McCreary’s demeanor is unwavering on the court, according to his former coaches. He remains emotionally neutral after good or bad games.
“We often said he had ice water running through his veins,” Steele said. “Nothing bothered him.”
“I always tell him to stay in the moment”
At the end of each season, on the Friday night before the final game, Etheridge honors his senior defensive backs who leave the program. They go bowling. Expectations for the final game are discussed.
For the 2021 restitution, at the team hotel, McCreary got up to speak. The clarity and delivery of his message about the next day’s Iron Bowl against Alabama floored Etheridge. It set the whole room on fire, he said. McCreary had never spoken like that before.
He then had perhaps the best game of his career in the quadruple overtime thriller, a loss to Auburn. McCreary posted four of the Tigers’ seven pass breakups. He locked in future first-rounder Jameson Williams and second-rounder John Metchie III.
The performance cemented his status as the top cornerback in the 2022 draft.
“Everything (we had) worked on from the time I came in (to Auburn) for one of the biggest games of his career and against these top receivers he was just in a different mode and you could just say it paid off in this game,” Etheridge said.
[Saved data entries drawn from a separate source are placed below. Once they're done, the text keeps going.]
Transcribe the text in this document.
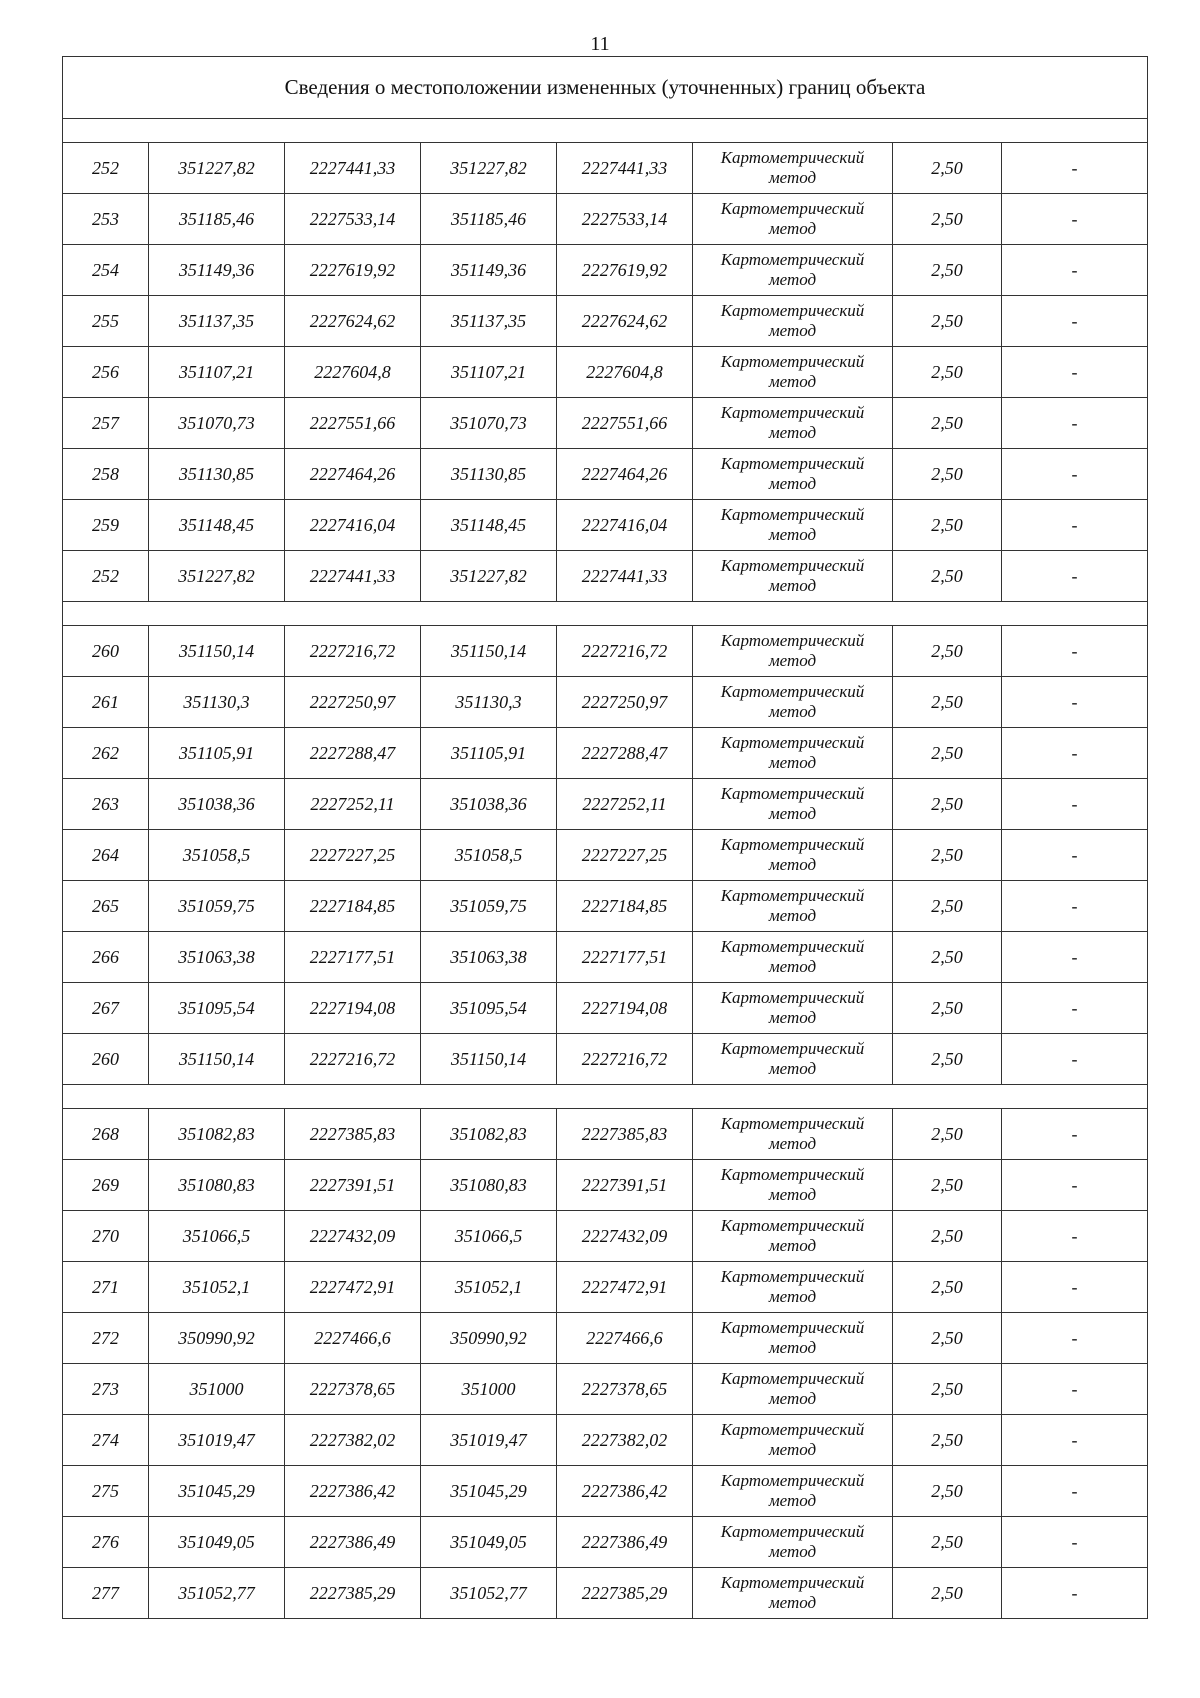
11
Сведения о местоположении измененных (уточненных) границ объекта							

252	351227,82	2227441,33	351227,82	2227441,33	Картометрический
метод	2,50	-
253	351185,46	2227533,14	351185,46	2227533,14	Картометрический
метод	2,50	-
254	351149,36	2227619,92	351149,36	2227619,92	Картометрический
метод	2,50	-
255	351137,35	2227624,62	351137,35	2227624,62	Картометрический
метод	2,50	-
256	351107,21	2227604,8	351107,21	2227604,8	Картометрический
метод	2,50	-
257	351070,73	2227551,66	351070,73	2227551,66	Картометрический
метод	2,50	-
258	351130,85	2227464,26	351130,85	2227464,26	Картометрический
метод	2,50	-
259	351148,45	2227416,04	351148,45	2227416,04	Картометрический
метод	2,50	-
252	351227,82	2227441,33	351227,82	2227441,33	Картометрический
метод	2,50	-

260	351150,14	2227216,72	351150,14	2227216,72	Картометрический
метод	2,50	-
261	351130,3	2227250,97	351130,3	2227250,97	Картометрический
метод	2,50	-
262	351105,91	2227288,47	351105,91	2227288,47	Картометрический
метод	2,50	-
263	351038,36	2227252,11	351038,36	2227252,11	Картометрический
метод	2,50	-
264	351058,5	2227227,25	351058,5	2227227,25	Картометрический
метод	2,50	-
265	351059,75	2227184,85	351059,75	2227184,85	Картометрический
метод	2,50	-
266	351063,38	2227177,51	351063,38	2227177,51	Картометрический
метод	2,50	-
267	351095,54	2227194,08	351095,54	2227194,08	Картометрический
метод	2,50	-
260	351150,14	2227216,72	351150,14	2227216,72	Картометрический
метод	2,50	-

268	351082,83	2227385,83	351082,83	2227385,83	Картометрический
метод	2,50	-
269	351080,83	2227391,51	351080,83	2227391,51	Картометрический
метод	2,50	-
270	351066,5	2227432,09	351066,5	2227432,09	Картометрический
метод	2,50	-
271	351052,1	2227472,91	351052,1	2227472,91	Картометрический
метод	2,50	-
272	350990,92	2227466,6	350990,92	2227466,6	Картометрический
метод	2,50	-
273	351000	2227378,65	351000	2227378,65	Картометрический
метод	2,50	-
274	351019,47	2227382,02	351019,47	2227382,02	Картометрический
метод	2,50	-
275	351045,29	2227386,42	351045,29	2227386,42	Картометрический
метод	2,50	-
276	351049,05	2227386,49	351049,05	2227386,49	Картометрический
метод	2,50	-
277	351052,77	2227385,29	351052,77	2227385,29	Картометрический
метод	2,50	-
It meant Coleman’s message four years prior – when he tore McCreary apart in training – had paid off.
He took nothing for granted before and during the game of his life.
“Our relationship will always be great because it’s about Roger achieving whatever he wants to do at the highest level and enjoying life and working hard because he’s earned every moment he has. right now,” Coleman said.
“I always tell him to stay in the moment.”